Again, I want to reiterate that I am in no way saying that those who enjoy these aesthetics are inherently classist, racist, or problematic, but rather, I aim to illuminate complexities on an issue I believe has slipped through the cracks a bit when it comes to social media trend coverage. While I found numerous pieces of commentary on the potentially problematic nature of some trending online aesthetics, they were all from small, boutique and specialized publications like this one, or even just blogs and TikTok posts.

While it may not be a direct policy issue, it is nonetheless critical that racism, classism and other potentially problematic areas of fashion and lifestyle trends such as aesthetic posts are uncovered and analyzed, for one simple reason; fashion and image, whether we like it or not directly affect how we perceive others and ourselves. In light of this, it is important to ensure that we work to make fashion and lifestyle choices, as well as the media that surrounds them, both inclusive and accessible.

Now, this may not sound like an easy task, as combating elitism and prejudice never is, but there are some small ways to start. For example, as the Zillennial Zine’s own Jenna Wirtz published an article providing tips on how to shop and live the old money aesthetic on a budget, while publications across the internet publish thrifting guides just like this.

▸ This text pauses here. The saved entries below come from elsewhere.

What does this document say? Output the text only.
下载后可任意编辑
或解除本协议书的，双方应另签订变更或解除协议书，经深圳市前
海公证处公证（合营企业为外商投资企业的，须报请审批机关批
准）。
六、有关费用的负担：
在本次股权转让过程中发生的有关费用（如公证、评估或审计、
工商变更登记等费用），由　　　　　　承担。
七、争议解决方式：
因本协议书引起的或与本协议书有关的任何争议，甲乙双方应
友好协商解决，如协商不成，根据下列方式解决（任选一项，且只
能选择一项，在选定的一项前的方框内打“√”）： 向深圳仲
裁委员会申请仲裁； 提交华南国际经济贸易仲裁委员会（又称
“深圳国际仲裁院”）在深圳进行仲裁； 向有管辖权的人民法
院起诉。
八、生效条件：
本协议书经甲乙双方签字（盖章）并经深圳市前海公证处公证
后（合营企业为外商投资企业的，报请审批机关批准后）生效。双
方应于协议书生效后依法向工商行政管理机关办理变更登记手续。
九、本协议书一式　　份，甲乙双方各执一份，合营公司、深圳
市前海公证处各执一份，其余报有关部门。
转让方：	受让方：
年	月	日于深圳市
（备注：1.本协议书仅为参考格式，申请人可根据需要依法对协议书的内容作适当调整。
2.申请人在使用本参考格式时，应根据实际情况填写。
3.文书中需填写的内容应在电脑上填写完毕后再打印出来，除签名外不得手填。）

When it comes to issues in representation, the first and perhaps most important step is simply listening and amplifying creators of color and other members of the online aesthetic community who may feel excluded or marginalized.

While it is not an easy fix, small, achievable solutions to complex problems like these can make sure that we never have to ask ‘are aesthetics bad?’ again and instead get to enjoy these exciting trends in self-expression more wholly.